Product characterization and pore structure evolution of a tar-rich coal following pyrolysis under nitrogen, steam/nitrogen, and oxygen/nitrogen atmospheres

Abstract

Steam and an oxidative medium could be the most promising atmosphere for the in-situ pyrolysis of tar-rich coal. This study investigated the influence of these two atmospheres by comparing product yields, tar properties, and pore evolution characteristics of a tar-rich coal following pyrolysis under nitrogen (N2), steam/nitrogen (steam/N2), and oxygen/nitrogen (O2/N2).

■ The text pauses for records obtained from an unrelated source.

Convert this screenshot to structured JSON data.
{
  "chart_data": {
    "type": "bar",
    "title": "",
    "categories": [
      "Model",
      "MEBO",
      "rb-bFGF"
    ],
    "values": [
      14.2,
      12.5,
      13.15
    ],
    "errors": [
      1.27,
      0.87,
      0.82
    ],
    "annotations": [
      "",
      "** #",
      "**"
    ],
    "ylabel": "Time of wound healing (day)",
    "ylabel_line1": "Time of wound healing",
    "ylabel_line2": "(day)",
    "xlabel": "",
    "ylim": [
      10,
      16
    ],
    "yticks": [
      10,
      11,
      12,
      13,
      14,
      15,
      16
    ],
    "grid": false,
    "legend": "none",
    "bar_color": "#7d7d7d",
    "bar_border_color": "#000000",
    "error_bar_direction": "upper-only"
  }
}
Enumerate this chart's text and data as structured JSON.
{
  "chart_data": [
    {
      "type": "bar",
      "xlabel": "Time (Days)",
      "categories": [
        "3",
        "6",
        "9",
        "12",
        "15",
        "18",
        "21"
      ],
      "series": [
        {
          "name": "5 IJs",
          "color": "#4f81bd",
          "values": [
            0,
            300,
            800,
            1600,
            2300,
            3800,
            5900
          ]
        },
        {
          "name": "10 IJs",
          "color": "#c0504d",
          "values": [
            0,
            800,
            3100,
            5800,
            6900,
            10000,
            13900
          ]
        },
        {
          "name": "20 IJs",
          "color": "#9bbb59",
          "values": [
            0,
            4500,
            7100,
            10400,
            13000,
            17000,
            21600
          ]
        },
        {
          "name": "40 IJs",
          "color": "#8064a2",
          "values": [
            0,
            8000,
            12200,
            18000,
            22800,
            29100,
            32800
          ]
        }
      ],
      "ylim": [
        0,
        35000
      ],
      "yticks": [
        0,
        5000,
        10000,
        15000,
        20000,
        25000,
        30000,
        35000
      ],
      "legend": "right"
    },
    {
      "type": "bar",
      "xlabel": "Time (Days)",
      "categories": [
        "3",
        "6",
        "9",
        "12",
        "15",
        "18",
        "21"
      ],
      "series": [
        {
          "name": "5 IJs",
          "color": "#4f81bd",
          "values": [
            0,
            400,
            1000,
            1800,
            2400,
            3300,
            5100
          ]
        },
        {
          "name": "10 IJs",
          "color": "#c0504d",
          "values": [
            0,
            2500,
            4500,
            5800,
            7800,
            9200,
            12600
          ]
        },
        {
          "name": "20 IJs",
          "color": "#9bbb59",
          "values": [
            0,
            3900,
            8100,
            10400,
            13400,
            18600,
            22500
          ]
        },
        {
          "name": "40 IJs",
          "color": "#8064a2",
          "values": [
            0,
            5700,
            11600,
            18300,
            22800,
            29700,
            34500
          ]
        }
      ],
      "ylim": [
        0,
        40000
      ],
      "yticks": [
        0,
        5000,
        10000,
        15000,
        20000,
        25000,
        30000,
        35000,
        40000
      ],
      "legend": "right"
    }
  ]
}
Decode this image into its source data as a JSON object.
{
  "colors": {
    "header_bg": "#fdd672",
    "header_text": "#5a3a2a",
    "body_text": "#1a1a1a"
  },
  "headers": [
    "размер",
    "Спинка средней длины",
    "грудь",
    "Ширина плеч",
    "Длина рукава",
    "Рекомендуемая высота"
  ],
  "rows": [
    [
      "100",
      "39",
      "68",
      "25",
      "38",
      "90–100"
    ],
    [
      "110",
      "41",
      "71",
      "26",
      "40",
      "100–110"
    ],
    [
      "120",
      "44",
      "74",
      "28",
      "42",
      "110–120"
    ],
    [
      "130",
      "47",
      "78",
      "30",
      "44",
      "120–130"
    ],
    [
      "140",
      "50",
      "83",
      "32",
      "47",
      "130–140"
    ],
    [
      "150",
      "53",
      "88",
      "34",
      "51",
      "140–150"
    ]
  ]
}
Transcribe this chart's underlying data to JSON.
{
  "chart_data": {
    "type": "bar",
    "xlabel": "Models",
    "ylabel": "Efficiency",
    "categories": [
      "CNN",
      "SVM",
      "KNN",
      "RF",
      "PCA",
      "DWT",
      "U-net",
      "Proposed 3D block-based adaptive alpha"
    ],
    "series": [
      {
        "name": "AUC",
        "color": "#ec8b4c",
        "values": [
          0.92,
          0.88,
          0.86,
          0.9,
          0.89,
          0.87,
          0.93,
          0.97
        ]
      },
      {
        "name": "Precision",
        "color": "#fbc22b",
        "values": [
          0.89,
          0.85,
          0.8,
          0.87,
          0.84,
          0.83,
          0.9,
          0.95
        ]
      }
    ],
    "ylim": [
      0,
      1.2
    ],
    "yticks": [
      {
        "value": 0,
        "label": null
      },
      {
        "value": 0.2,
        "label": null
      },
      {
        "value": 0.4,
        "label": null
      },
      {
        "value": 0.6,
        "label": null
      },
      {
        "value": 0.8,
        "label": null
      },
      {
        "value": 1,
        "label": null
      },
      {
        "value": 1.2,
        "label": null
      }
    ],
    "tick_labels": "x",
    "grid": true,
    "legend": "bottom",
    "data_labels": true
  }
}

Compared with N2 pyrolysis, steam/N2 pyrolysis increased the tar yield by 0.54–1.33 wt% at 350–600 °C; further, O2/N2 pyrolysis increased the tar yield from 0.57 wt% to 3.53 wt% at 350 °C while decreasing this value by 0.31–1.83 wt% at 400–600 °C. At 450 °C and 500 °C, steam addition suppressed the formation of oxygenated compounds, thereby decreasing the O/C ratio of tar from 0.099 and 0.088 to 0.073 and 0.074, respectively. Conversely, O2 introduction presented the oxygen addition of tar by oxidation reactions. Meanwhile, steam inhibited the aromatization of alkanes and the condensation of monocyclic aromatic hydrocarbons (MAHs). By contrast, O2 was able to promote the condensation of phenols and MAHs. At 450 °C, steam/N2 was thought to assist in the cracking of the plastic mass by providing a H2-rich atmosphere, which decreased the pitch content of tar and increased the contents of light fractions. O2/N2 was also beneficial for the formation of light fractions by intensifying the thermal cracking effect. Micro-CT and SEM analysis showed that H2O could promote the formation of micro-sized pores within the coal matrix, decreasing the average pore diameter (APD) from 150.95 μm to 102.67 μm and increasing the average coordination number (ACN) of pores from 6.27 to 8.59. O2 was inclined to enlarge the pyrolysis-induced pore network, which imposed a contrasting effect on APD and ACN parameters. Steam is recommended as the preferred atmosphere for the in-situ pyrolysis of tar-rich coal.